Trader Charged With Ex-Goldman Banker Fights Extradition
(Bloomberg) -- A securities trader fighting extradition on U.S. insider-trading charges told a London court that British prosecutors dropped their own investigation because there was “insufficient evidence.”
Joseph El Khouri, who holds dual Lebanese-British citizenship, was charged by U.S. authorities with making almost $2 million trading on inside information.
Prosecutors allege that El Khouri gave lavish gifts to middlemen, including expensive hotel stays in New York, and a yacht charter in Greece, in exchange for tips as part of an international insider-trading conspiracy.
El Khouri was charged in 2019, along with five other people, including a former investment banker at Goldman Sachs Group Inc., Bryan Cohen. Two of the suspects have been convicted or pleaded guilty, while others have evaded arrest.
But El Khouri told a London court Tuesday that officials at the U.K. Financial Conduct Authority said that when they were pursuing their own investigation, they lacked “a narrator” who could explain the alleged overarching scheme. They discontinued the probe in 2018.
U.S. authorities have since relied upon key witnesses to pursue the ring, saying that members generated tens of millions of dollars on illegal tips about drug companies.
The British investigation was unveiled as El Khouri challenged his extradition to the U.S. The overwhelming majority of the alleged wrongdoing took place in the U.K. and the offenses should be tried here, his lawyer, Clair Dobbin, said.
“It begs the question why the United States has an interest in Mr. El Khouri,” Dobbin said in a legal filing. “The reality appears to be that Mr. El Khouri is a small, unconnected (or tail end) part of a larger insider trading ring.”
El Khouri was charged with 17 counts of securities fraud and wire fraud. The indictment “clearly shows that there is dishonesty here,” Benjamin Seifert, a lawyer for the U.S., told the court.
A spokeswoman for the FCA and Richard Cannon, a lawyer for El Khouri, both declined to comment.

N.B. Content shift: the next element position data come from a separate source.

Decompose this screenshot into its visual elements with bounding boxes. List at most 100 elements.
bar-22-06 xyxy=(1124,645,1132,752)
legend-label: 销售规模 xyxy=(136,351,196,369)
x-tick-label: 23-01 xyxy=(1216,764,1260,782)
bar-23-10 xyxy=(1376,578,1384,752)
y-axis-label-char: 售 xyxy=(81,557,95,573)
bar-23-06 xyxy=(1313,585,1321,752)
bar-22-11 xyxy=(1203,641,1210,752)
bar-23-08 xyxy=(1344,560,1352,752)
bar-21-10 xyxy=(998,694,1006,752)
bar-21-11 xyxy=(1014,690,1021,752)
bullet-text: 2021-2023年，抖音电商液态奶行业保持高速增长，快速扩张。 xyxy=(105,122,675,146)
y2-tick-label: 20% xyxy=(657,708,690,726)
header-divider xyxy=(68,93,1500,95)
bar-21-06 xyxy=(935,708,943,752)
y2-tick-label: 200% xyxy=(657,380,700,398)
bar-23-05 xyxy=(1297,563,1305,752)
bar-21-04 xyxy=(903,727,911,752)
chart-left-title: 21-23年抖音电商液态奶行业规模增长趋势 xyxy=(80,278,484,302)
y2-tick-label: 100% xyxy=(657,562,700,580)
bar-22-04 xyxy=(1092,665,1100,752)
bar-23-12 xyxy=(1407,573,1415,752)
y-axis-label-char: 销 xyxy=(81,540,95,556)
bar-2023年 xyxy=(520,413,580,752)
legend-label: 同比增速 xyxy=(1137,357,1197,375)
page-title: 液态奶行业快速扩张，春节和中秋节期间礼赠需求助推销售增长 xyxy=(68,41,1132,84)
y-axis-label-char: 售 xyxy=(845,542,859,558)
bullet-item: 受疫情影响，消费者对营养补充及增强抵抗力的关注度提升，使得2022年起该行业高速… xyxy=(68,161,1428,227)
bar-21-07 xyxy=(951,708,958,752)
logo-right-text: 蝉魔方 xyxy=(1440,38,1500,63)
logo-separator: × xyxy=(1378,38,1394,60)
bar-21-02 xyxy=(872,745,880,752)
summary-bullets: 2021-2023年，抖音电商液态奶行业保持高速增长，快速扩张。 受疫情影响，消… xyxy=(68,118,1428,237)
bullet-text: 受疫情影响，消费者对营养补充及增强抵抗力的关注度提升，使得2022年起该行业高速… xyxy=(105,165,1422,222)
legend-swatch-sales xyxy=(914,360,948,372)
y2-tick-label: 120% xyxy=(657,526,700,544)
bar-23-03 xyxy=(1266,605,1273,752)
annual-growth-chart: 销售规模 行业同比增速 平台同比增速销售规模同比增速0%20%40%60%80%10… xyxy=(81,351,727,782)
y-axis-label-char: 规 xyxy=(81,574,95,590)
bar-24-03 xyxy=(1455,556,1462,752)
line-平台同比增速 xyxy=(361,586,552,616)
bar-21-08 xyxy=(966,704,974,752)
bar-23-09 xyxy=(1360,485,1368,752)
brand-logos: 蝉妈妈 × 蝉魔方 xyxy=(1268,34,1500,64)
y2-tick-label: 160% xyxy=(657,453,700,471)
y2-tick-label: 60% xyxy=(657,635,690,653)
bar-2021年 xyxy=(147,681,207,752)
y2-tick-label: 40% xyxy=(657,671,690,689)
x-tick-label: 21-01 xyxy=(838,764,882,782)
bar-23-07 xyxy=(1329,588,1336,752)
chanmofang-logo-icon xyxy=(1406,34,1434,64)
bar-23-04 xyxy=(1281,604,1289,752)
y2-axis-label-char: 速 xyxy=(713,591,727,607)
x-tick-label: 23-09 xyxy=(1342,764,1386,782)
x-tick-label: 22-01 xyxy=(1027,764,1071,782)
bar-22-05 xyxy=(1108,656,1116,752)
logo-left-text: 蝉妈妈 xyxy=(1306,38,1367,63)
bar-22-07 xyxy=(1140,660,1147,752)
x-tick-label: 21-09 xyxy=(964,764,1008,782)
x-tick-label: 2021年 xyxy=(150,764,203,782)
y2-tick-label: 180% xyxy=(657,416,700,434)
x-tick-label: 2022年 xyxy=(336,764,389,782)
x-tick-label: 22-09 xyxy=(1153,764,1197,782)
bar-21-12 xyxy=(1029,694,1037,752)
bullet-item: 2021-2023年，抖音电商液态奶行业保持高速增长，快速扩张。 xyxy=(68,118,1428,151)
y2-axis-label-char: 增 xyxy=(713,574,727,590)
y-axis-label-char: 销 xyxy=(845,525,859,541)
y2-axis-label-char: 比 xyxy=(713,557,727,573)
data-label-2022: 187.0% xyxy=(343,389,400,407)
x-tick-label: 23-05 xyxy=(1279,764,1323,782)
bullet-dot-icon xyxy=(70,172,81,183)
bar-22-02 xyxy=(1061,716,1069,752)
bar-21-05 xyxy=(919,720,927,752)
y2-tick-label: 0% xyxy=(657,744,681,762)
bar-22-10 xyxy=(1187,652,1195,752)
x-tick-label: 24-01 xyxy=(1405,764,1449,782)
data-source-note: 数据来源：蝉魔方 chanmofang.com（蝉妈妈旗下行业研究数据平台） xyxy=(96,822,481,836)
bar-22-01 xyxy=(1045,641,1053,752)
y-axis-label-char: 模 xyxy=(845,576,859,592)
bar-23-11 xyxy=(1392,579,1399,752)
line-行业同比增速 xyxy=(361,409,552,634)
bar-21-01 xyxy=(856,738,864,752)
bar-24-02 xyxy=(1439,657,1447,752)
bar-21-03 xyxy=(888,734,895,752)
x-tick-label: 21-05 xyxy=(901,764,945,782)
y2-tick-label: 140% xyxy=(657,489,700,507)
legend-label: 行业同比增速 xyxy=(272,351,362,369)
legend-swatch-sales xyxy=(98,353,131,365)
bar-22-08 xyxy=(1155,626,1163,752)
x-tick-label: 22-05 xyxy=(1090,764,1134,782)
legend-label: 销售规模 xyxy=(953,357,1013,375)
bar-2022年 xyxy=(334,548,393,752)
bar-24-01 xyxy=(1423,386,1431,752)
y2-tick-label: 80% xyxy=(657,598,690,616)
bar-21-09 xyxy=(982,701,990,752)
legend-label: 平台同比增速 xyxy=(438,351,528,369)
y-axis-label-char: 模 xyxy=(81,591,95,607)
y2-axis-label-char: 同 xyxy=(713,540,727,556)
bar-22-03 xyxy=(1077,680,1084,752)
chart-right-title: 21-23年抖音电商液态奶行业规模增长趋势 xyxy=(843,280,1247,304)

The ring had access to dozens of insider tips and used in-person meetings and “burner” cell phones to avoid detection, the U.S. said. To further cover their tracks, the insiders traded using derivatives that are illegal in the U.S. and hard to track by regulators.
Two of the bankers indicted along with El Khouri, Benjamin Taylor and Darina Windsor, were involved in a romantic relationship and shared a London apartment. They called each other “Pops” and “Popsy” in emails, prosecutors said. Windsor worked at Centerview Partners LLC in London.
In its own investigation, the FCA executed search warrants at Centerview, Dobbin said.